The bank came under fire at the time for turning to these funds  to raise extra money in the wake of Lehman Brothers collapse.

However, the move enabled Barclays to avoid a British government bailout and emerge from the crisis in a stronger position than many of its rivals. 

Qatar has also done very well out of backing the bank at a time of severe international financial crisis. Their investment at the time, was extremely important for the UK banking system and indeed, the whole British and world economy.

So we must all be grateful that Qatar and Abu Dhabi stepped in and were prepared to make a huge investment. The gamble has paid off in a massive way, to the mutual benefit of Qatar, Sheikh Mansour of Abu Dhabi, Barclays and all of Barclays customers and investors.

Things were looking pretty grim in November 2008!! Let's not forget that!!

Shares in Barclays Bank fell 18.3 pence to 363.75 pence on news of the  Qatar stake sale, but still much higher than the low of 55 pence in March 2009.

Qatar will remain the biggest shareholder in Barclays with  a 7 per cent holding. Barclays gets £750 million in cash from Qatar's  decision to exercise the share warrants.

A further stake is held in the bank by Sheikh Hamad bin Jassim bin Jaber Al Thani , a member of the Qatari Royal Family.

The Qataris are also the largest shareholder in Sainsbury, with a 26 per cent  stake.

This is held by the Qatar Investment Authority, which tried to buy Sainsbury's for £6 per share in 2007.

September 2008

The Chelsfield company, which owns Camden market in North London, has sold a 20% stake to the Qatar Investment Authority (QIA) for a sum of money thought to be less than £80million.

A spokesman for Chelsfield stated that the funds from the QIA would allow the group to capitalise on business opportunities as property prices fall.

Mr Elliott Bernerd, who co-founded Chelsfield with Sir Stuart Lipton, said:“The Qatar Investment Authority are long-term investors and we both believe that there are considerable opportunities that will become available due to the present market conditions.”

Chelsfield announced that the Qataris would gain two seats on its management board. Hussain al-Abdullah, executive board member of the Qatar Investment Authority, stated:“Property represents a core asset class for the QIA and our investment in Chelsfield offers a valuable opportunity to acquire further high-quality assets.”

Established to diversify Qatar's oil wealth, the QIA has spent billions of pounds in the London property market. In February  2008 it acquired a stake in Chelsea Barracks for £600million. It also owns a £1.6billion share in the Shard of Glass office development at London Bridge.

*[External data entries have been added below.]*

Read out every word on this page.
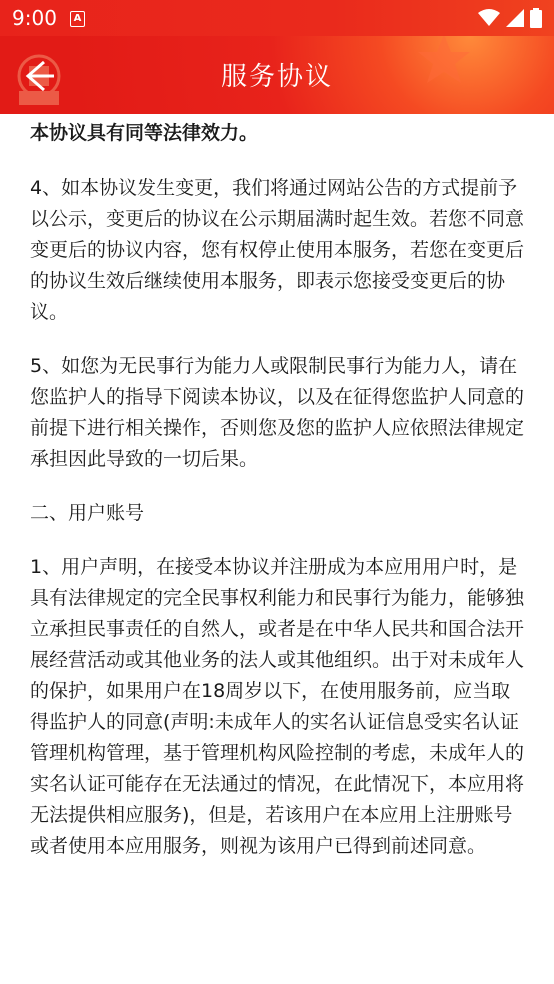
9:00	A
服务协议

本协议具有同等法律效力。

4、如本协议发生变更，我们将通过网站公告的方式提前予以公示，变更后的协议在公示期届满时起生效。若您不同意变更后的协议内容，您有权停止使用本服务，若您在变更后的协议生效后继续使用本服务，即表示您接受变更后的协议。

5、如您为无民事行为能力人或限制民事行为能力人，请在您监护人的指导下阅读本协议，以及在征得您监护人同意的前提下进行相关操作，否则您及您的监护人应依照法律规定承担因此导致的一切后果。

二、用户账号

1、用户声明，在接受本协议并注册成为本应用用户时，是具有法律规定的完全民事权利能力和民事行为能力，能够独立承担民事责任的自然人，或者是在中华人民共和国合法开展经营活动或其他业务的法人或其他组织。出于对未成年人的保护，如果用户在18周岁以下，在使用服务前，应当取得监护人的同意(声明:未成年人的实名认证信息受实名认证管理机构管理，基于管理机构风险控制的考虑，未成年人的实名认证可能存在无法通过的情况，在此情况下，本应用将无法提供相应服务)，但是，若该用户在本应用上注册账号或者使用本应用服务，则视为该用户已得到前述同意。
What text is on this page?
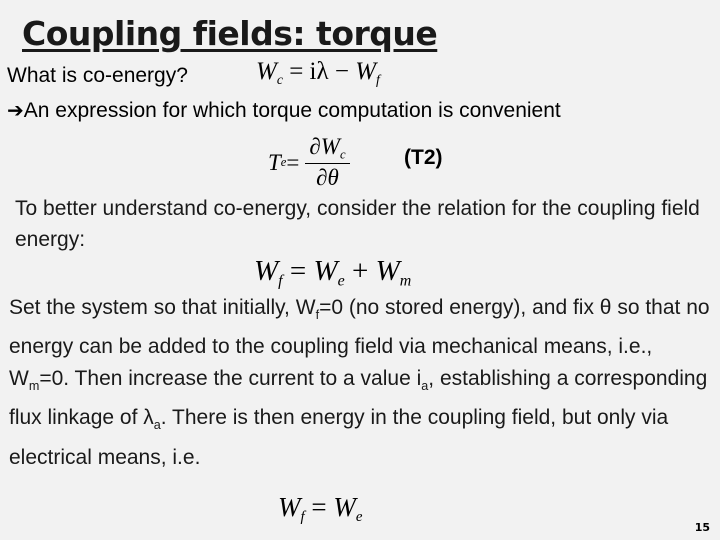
Coupling fields: torque
What is co-energy?	$W_c = i\lambda - W_f$
➔An expression for which torque computation is convenient
T $e = \frac{\partial W_c}{\partial\theta}$	(T2)
To better understand co-energy, consider the relation for the coupling field energy:
$W_f = W_e + W_m$
Set the system so that initially, $W_f=0$ (no stored energy), and fix θ so that no energy can be added to the coupling field via mechanical means, i.e., $W_m=0$. Then increase the current to a value $i_a$, establishing a corresponding flux linkage of $\lambda_a$. There is then energy in the coupling field, but only via electrical means, i.e.
$W_f = W_e$
15
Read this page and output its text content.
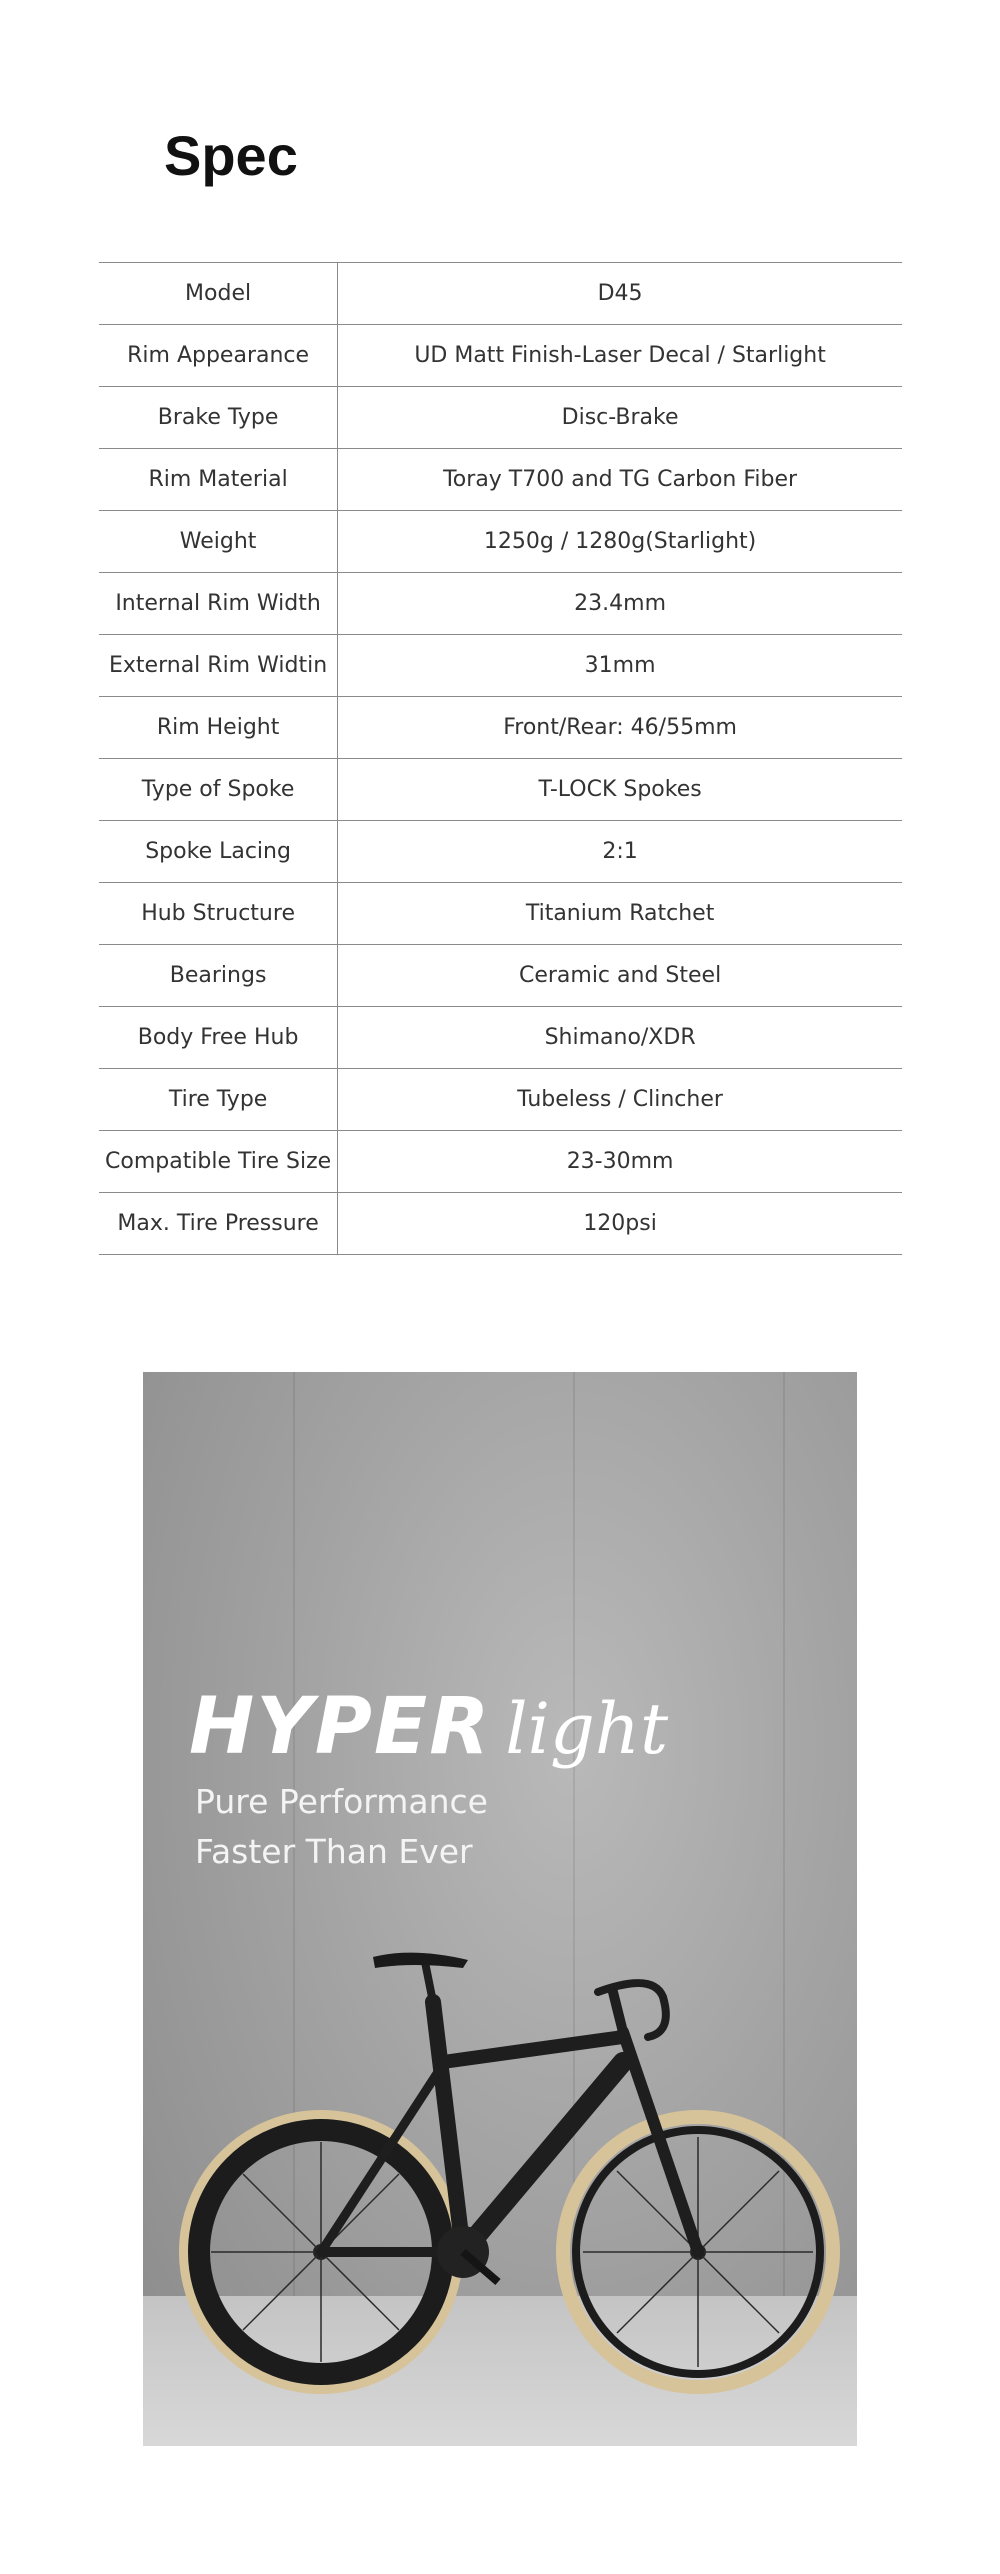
Spec
Model	D45
Rim Appearance	UD Matt Finish-Laser Decal / Starlight
Brake Type	Disc-Brake
Rim Material	Toray T700 and TG Carbon Fiber
Weight	1250g / 1280g(Starlight)
Internal Rim Width	23.4mm
External Rim Widtin	31mm
Rim Height	Front/Rear: 46/55mm
Type of Spoke	T-LOCK Spokes
Spoke Lacing	2:1
Hub Structure	Titanium Ratchet
Bearings	Ceramic and Steel
Body Free Hub	Shimano/XDR
Tire Type	Tubeless / Clincher
Compatible Tire Size	23-30mm
Max. Tire Pressure	120psi
HYPER light
Pure Performance
Faster Than Ever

The QIA holds 27% of J Sainsbury, 8% of Barclays Bank, 15% of the London Stock Exchange and 15% of Songbird Estates, which has extensive interests in Canary Wharf.

The QIA, is thought to have more than $60billion (£33billion Sterling ) to invest. It is led by Sheikh Hamad bin Jassim bin Jabr al-Thani, the Qatari Prime Minister.

Qatar, which has a population of fewer than one million, holds 1.3% of global crude oil reserves.

A spokesman denied that the Qatari investors had been brought on board as a response to the slide in the British commercial property market.